Many of the world’s finest red wines are the result of blending two or more grapes. With the possible exception of Burgundy, with its mono-varietal Pinot Noir, the other wines of France are produced by blending grapes to achieve the style that has delivered them fame and fortune. Of course, this situation is not unique to France. Research any European appellation, and you will discover, for the most part, that their reds are also blended from two or more grapes.
But why blend at all? The answer lies in the underlying character of each grape that is utilized—how it looks (color), smells (aromatics), and tastes (dry, sweet, full or light). Each grape has a story to tell, and wines sourced from a single grape, because of inadequate structural aspects, can run the risk of being one dimensional and/or poorly balanced. For that reason, winemakers often prefer to blend and craft a wine that will look, smell and taste more complex, structured and interesting.
In the See, Swirl, Sniff protocol of wine tasting, the appearance of a wine is where the attention getting, first impression takes place, and in the case of reds, the deep, dark, port-like colors are what attract the taster’s eyes. And without a doubt, inky, purple/red wines have become the preferred color, because it implies they will possess greater depth, concentration and flavor, (even though that may not really be the case.)
Wine 101 informs us that the color of a wine originates in the skin of the grape, not from the juice inside. Some grapes skins are thick and heavily pigmented while others are far less colored. But what if the underlying red grape, whichever it may be, yields a finished wine that is somewhat lacking in color? What are the winemaker’s options? Blending in a darker red is one possibility. In France, such a procedure requires that the grape be permitted by the appellation’s rules and regulations.
However, in the New World, no such restrictions exist, and the winemaker is virtually unfettered to pursue materials as long as they are “approved as being consistent with good commercial practice in the production, cellar treatment, or finishing of wine.” With that in mind, permit me to introduce you to a controversial product that will add darker color, additional fruit and a bit more sweetness to red wines: Mega Purple.
Mega Purple is a sweet and highly concentrated grape juice made by a California subsidiary of Constellation Brands, one of the world’s largest wine and spirits producers.

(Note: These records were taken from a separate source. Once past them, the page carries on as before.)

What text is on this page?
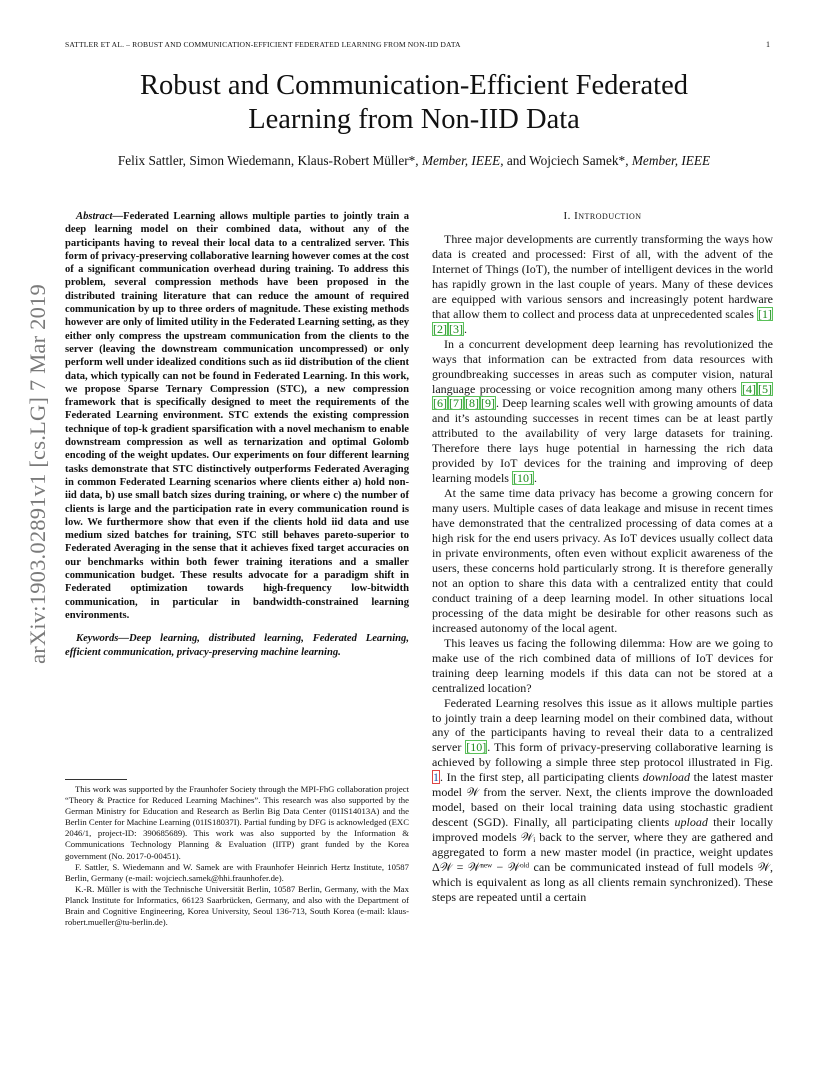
SATTLER ET AL. – ROBUST AND COMMUNICATION-EFFICIENT FEDERATED LEARNING FROM NON-IID DATA	1
Robust and Communication-Efficient Federated
Learning from Non-IID Data
Felix Sattler, Simon Wiedemann, Klaus-Robert Müller*, Member, IEEE, and Wojciech Samek*, Member, IEEE
arXiv:1903.02891v1 [cs.LG] 7 Mar 2019

Abstract—Federated Learning allows multiple parties to jointly train a deep learning model on their combined data, without any of the participants having to reveal their local data to a centralized server. This form of privacy-preserving collaborative learning however comes at the cost of a significant communication overhead during training. To address this problem, several compression methods have been proposed in the distributed training literature that can reduce the amount of required communication by up to three orders of magnitude. These existing methods however are only of limited utility in the Federated Learning setting, as they either only compress the upstream communication from the clients to the server (leaving the downstream communication uncompressed) or only perform well under idealized conditions such as iid distribution of the client data, which typically can not be found in Federated Learning. In this work, we propose Sparse Ternary Compression (STC), a new compression framework that is specifically designed to meet the requirements of the Federated Learning environment. STC extends the existing compression technique of top-k gradient sparsification with a novel mechanism to enable downstream compression as well as ternarization and optimal Golomb encoding of the weight updates. Our experiments on four different learning tasks demonstrate that STC distinctively outperforms Federated Averaging in common Federated Learning scenarios where clients either a) hold non-iid data, b) use small batch sizes during training, or where c) the number of clients is large and the participation rate in every communication round is low. We furthermore show that even if the clients hold iid data and use medium sized batches for training, STC still behaves pareto-superior to Federated Averaging in the sense that it achieves fixed target accuracies on our benchmarks within both fewer training iterations and a smaller communication budget. These results advocate for a paradigm shift in Federated optimization towards high-frequency low-bitwidth communication, in particular in bandwidth-constrained learning environments.

Keywords—Deep learning, distributed learning, Federated Learning, efficient communication, privacy-preserving machine learning.

This work was supported by the Fraunhofer Society through the MPI-FhG collaboration project “Theory & Practice for Reduced Learning Machines”. This research was also supported by the German Ministry for Education and Research as Berlin Big Data Center (01IS14013A) and the Berlin Center for Machine Learning (01IS18037I). Partial funding by DFG is acknowledged (EXC 2046/1, project-ID: 390685689). This work was also supported by the Information & Communications Technology Planning & Evaluation (IITP) grant funded by the Korea government (No. 2017-0-00451).

F. Sattler, S. Wiedemann and W. Samek are with Fraunhofer Heinrich Hertz Institute, 10587 Berlin, Germany (e-mail: wojciech.samek@hhi.fraunhofer.de).

K.-R. Müller is with the Technische Universität Berlin, 10587 Berlin, Germany, with the Max Planck Institute for Informatics, 66123 Saarbrücken, Germany, and also with the Department of Brain and Cognitive Engineering, Korea University, Seoul 136-713, South Korea (e-mail: klaus-robert.mueller@tu-berlin.de).

I. Introduction

Three major developments are currently transforming the ways how data is created and processed: First of all, with the advent of the Internet of Things (IoT), the number of intelligent devices in the world has rapidly grown in the last couple of years. Many of these devices are equipped with various sensors and increasingly potent hardware that allow them to collect and process data at unprecedented scales [1][2] [3].

In a concurrent development deep learning has revolutionized the ways that information can be extracted from data resources with groundbreaking successes in areas such as computer vision, natural language processing or voice recognition among many others [4] [5][6] [7] [8] [9]. Deep learning scales well with growing amounts of data and it’s astounding successes in recent times can be at least partly attributed to the availability of very large datasets for training. Therefore there lays huge potential in harnessing the rich data provided by IoT devices for the training and improving of deep learning models [10].

At the same time data privacy has become a growing concern for many users. Multiple cases of data leakage and misuse in recent times have demonstrated that the centralized processing of data comes at a high risk for the end users privacy. As IoT devices usually collect data in private environments, often even without explicit awareness of the users, these concerns hold particularly strong. It is therefore generally not an option to share this data with a centralized entity that could conduct training of a deep learning model. In other situations local processing of the data might be desirable for other reasons such as increased autonomy of the local agent.

This leaves us facing the following dilemma: How are we going to make use of the rich combined data of millions of IoT devices for training deep learning models if this data can not be stored at a centralized location?

Federated Learning resolves this issue as it allows multiple parties to jointly train a deep learning model on their combined data, without any of the participants having to reveal their data to a centralized server [10]. This form of privacy-preserving collaborative learning is achieved by following a simple three step protocol illustrated in Fig. 1. In the first step, all participating clients download the latest master model 𝒲 from the server. Next, the clients improve the downloaded model, based on their local training data using stochastic gradient descent (SGD). Finally, all participating clients upload their locally improved models 𝒲ᵢ back to the server, where they are gathered and aggregated to form a new master model (in practice, weight updates Δ𝒲 = 𝒲ⁿᵉʷ − 𝒲ᵒˡᵈ can be communicated instead of full models 𝒲, which is equivalent as long as all clients remain synchronized). These steps are repeated until a certain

While it apparently has commercial jam and frozen fruit applications, its use as an additive in wine is where the debate arises.

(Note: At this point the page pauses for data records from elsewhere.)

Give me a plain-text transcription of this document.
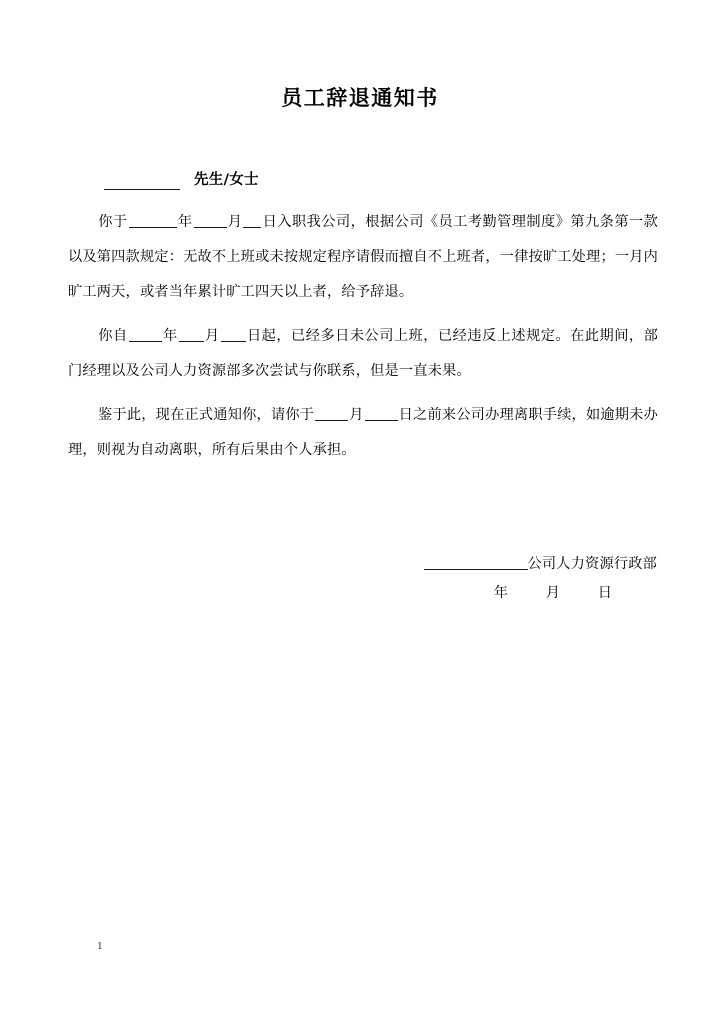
员工辞退通知书
先生/女士

你于	年 月 日入职我公司，根据公司《员工考勤管理制度》第九条第一款以及第四款规定：无故不上班或未按规定程序请假而擅自不上班者，一律按旷工处理；一月内旷工两天，或者当年累计旷工四天以上者，给予辞退。

你自 年 月 日起，已经多日未公司上班，已经违反上述规定。在此期间，部门经理以及公司人力资源部多次尝试与你联系，但是一直未果。

鉴于此，现在正式通知你，请你于 月 日之前来公司办理离职手续，如逾期未办理，则视为自动离职，所有后果由个人承担。

公司人力资源行政部
年	月	日
1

A few wine writers and educators claim that Mega Purple is likely used to enhance most red wines in the $15 and under price level, and to many above that level. However, there are no industry statistics to substantiate those claims, and there is very little, if any, discussion of this topic within the industry, even though it has been around for years.
However, if swirling in a sack of oak chips to mimic the effect of aging Chardonnay in costly oak barrels is an acceptable practice, certainly “putting some lipstick on the pig” via some dark, sweet, concentrated grape juice can’t be any worse.
Or can it? It depends on who has your eyes and ears. “An insidious additive that can ruin a wine,” screams one wine lecturer and educator. Meanwhile another scoffs, “What’s the big deal? It’s only grape juice.”
Those professionals who have pursued this issue via blind tastings typically agree that while Mega Purple does create a darker color, a bit more body, and a notch up in sweetness (America’s favorite taste), it does have some compromising side effects. It tends to diminish the varietal character and aromatics of the wine’s underlying grape. This can homogenize red wines to the point where they will be sharing the same general profile and characteristics.
Is it a Cabernet, or is it a Merlot? Who cares as long as “It tastes good.” And just think about it! One big, inky fruit bomb for everyone! And with the bonus of vibrant, purple legs oozing down the inside of your swirled wine glass.